Projects

  • Nepali Character Recognition

    The dataset used for this project comprised of 11,600 grayscale images of handwritten Nepali characters. The characters are consonants, numerals, and vowels. Consonants: "क ख ग घ ङ च छ ज झ ञ ट ठ ड ढ ण त थ द ध न प फ ब भ म य र ल व श ष स ह क्ष त्र ज्ञ" Numerals: "० १ २ ३ ४ ५ ६ ७ ८ ९" Vowels: "अ आ इ ई उ ऊ ए ऐ ओ औ अं अः" The dataset comprised of 58 classes (36 consonants + 10 numerals + 12 vowels). Each class consists of 200 images split into a training set (160 images) and a test set (40 images). The model used for classification was TinyVGG. This model can classify the aforementioned 58 classes with 83.30% accuracy.

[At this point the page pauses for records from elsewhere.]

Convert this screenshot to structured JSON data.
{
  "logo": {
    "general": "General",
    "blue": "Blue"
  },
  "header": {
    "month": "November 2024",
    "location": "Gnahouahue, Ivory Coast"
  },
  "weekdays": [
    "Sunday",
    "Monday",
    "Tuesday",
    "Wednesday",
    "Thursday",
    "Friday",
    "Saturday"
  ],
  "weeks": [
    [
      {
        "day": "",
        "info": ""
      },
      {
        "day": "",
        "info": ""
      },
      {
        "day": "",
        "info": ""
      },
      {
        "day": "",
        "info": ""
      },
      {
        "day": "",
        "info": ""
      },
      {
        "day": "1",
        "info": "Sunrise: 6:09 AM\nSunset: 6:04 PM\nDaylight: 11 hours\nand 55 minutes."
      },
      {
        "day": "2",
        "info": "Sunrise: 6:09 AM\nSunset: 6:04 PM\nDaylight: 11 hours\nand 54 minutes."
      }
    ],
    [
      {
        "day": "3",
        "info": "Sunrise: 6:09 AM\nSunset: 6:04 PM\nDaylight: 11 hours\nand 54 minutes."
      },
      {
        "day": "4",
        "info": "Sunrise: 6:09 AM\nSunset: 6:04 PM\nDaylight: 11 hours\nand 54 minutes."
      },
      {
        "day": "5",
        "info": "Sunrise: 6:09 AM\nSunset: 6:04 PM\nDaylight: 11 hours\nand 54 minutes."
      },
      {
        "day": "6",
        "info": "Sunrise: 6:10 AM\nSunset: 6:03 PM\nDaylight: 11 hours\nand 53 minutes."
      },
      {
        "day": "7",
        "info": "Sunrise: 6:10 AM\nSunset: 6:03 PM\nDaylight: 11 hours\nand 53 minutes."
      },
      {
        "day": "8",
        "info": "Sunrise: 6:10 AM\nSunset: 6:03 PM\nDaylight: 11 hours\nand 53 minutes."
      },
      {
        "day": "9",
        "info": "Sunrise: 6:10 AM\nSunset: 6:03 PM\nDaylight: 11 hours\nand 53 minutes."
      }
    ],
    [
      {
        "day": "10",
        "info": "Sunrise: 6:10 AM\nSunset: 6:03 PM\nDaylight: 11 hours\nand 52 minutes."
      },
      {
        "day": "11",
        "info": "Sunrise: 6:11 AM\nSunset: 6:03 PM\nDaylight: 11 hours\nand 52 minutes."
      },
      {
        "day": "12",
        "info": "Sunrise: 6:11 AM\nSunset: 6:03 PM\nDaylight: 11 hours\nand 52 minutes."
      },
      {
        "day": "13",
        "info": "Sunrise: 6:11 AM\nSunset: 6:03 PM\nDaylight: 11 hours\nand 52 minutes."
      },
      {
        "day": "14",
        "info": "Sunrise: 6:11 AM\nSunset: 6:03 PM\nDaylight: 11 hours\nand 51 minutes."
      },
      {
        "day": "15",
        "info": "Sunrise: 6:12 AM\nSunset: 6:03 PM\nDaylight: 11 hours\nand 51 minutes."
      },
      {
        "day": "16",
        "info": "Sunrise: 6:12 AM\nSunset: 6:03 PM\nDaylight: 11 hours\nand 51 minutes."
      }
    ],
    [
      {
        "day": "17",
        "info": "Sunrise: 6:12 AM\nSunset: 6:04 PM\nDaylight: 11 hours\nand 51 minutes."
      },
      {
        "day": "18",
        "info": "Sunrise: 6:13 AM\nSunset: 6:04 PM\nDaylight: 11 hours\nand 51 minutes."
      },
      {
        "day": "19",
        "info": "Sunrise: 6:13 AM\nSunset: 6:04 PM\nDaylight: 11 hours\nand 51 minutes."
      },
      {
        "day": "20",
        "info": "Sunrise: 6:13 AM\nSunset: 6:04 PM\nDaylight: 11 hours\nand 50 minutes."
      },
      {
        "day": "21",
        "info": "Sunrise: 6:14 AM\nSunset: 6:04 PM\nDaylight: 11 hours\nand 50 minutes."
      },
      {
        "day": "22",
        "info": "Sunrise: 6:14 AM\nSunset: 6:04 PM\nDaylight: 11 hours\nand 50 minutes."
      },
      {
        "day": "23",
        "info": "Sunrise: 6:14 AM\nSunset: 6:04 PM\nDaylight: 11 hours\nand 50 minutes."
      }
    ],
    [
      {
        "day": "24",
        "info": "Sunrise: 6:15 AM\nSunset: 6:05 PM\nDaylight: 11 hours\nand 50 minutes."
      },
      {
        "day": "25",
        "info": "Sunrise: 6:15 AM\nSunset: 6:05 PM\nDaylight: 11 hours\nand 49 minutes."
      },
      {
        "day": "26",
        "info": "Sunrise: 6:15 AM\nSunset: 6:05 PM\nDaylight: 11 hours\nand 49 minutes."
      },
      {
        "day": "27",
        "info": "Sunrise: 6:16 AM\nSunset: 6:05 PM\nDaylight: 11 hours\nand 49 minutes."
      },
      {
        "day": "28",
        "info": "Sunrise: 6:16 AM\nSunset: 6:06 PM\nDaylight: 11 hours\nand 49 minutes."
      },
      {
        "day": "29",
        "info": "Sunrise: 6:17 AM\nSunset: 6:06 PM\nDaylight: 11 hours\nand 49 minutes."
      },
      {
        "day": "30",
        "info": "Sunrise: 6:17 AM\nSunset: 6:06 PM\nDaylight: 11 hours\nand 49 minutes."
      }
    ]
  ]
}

  • Smart Opinion Classification on Online Forums using SVM and NLP

    As it is said, “opinions” are core to almost all human activities and are key influences on our behaviors. Opinions can be analyzed for a person’s notion and sentiments. The key focus of the project is collaborative governance and data-powered collective intelligence using the huge amount of data made available by social media. In layman's terms, the project summarizes the acceptance of a given keyword (that might be positive, negative, or neutral) based on discussions on online forums.

  • Source Code Generation From Operation

    This project was developed using AutoIt. It was for automation by generating source code based on GUI operations.